Last week’s provincial election will be remembered as a vote for highway development… but not the kind that helps open up rural Ontario to the rest of the province.

Urban Ontario, particularly the 905 area, doesn’t like being stuck in gridlock. And it has a huge number of votes.

To woo that electorate, the Progressive Conservatives proposed a 59-kilometre, $6-billion highway that would cut across the northwest part of the Greater Toronto Area (GTA), mainly serving Mississauga, Brampton and Milton.

I got lost in Milton Tuesday. The new housing there is unreal. I can only imagine the challenges faced by anyone west of Toronto trying to go north or east on a regular basis.

Doug Ford counted on that frustration driving votes. And he, or his advisors, were right.

Now the premier and his to-be-named agriculture, food and rural affairs minister will need to spin the highway as something good for farmers throughout the rest of the province.

I imagine they will say something like the highway it will more efficiently help get the food produced by “hard working regular folks in our beautiful rural areas” into the grocery carts of those in the highly populated 905.

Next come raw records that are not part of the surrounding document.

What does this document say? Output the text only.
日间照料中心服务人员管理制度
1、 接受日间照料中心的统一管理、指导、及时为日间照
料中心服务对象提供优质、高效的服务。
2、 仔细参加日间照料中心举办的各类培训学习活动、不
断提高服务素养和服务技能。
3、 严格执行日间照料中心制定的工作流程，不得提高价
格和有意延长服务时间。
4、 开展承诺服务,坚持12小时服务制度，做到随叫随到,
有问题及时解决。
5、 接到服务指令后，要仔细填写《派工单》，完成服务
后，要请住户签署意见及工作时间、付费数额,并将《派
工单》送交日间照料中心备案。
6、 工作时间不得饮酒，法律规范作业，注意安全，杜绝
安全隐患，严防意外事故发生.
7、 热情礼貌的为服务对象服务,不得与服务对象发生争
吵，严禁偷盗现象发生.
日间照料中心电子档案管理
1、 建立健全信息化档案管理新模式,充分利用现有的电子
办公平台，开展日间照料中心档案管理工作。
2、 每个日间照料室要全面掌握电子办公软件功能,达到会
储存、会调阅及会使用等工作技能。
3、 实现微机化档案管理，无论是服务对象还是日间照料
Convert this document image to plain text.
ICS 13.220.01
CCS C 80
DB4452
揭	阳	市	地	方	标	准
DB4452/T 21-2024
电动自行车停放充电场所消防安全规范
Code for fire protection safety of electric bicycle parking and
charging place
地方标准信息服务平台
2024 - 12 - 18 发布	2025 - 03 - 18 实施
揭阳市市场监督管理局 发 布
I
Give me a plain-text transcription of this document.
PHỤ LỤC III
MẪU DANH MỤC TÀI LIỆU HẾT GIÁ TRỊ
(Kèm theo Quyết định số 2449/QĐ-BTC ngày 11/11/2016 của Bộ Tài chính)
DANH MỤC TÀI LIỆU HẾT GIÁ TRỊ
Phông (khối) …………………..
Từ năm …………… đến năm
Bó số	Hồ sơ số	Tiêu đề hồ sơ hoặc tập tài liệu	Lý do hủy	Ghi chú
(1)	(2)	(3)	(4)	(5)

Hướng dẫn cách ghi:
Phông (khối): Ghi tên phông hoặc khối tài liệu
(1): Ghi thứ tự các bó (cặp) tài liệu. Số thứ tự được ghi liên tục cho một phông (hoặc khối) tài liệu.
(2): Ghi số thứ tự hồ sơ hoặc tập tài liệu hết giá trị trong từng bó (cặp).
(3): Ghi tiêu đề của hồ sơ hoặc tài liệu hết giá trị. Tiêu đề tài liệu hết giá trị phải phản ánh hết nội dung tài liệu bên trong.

After all, what else can they say?

The Greens, the Liberals and the New Democrats all opposed the highway, as did many environmental groups. Among them, they said it was in the wrong place, it was an idea from the 1950s before public transit was on people’s radar, and it was likely to put more vehicles on the road and increase pollution from exhaust.

Farm groups expressed some concern about farmland being lost because of the proposed highway. But they typically support the Progressive Conservatives. Even though farmland will be lost, they didn’t say much.

To its credit, the Ontario Federation of Agriculture said an agricultural assessment of the project should be conducted. That’s responsible. But the kind of passionate outcry that’s normally heard when farmland is threatened was lacking.

It’s difficult to believe that an agricultural assessment will change the Ford government’s plans. Nor will it evoke much response from farm groups. Environmental groups, yes, who put stock in the Greenbelt. But not farm groups. Politically, there’s too much at stake to oppose the biggest election promise of the party they support.

And when it comes to picking battles, this one is really a sad case. The motivation to push back is dampened by the fact that development is taking precedent to farmland preservation all over the GTA.

A farmer with the Peel Federation of Agriculture who lives outside the Greenbelt told Better Farming magazine that he and others there have been in a holding pattern for 14 years, as development policies ping-ponged back and forth.

They’ve been reluctant to make new investments in their farm because their future is uncertain. And as for their kids coming back to the farm… well, why would they, given the pro-development culture they’re facing?

I think farmers can count on the Ford government for investment. It’s been good at giving them resources for research, in particular.

But if it comes down to either protecting farmland or attracting votes by developing highways, the writing’s on the wall.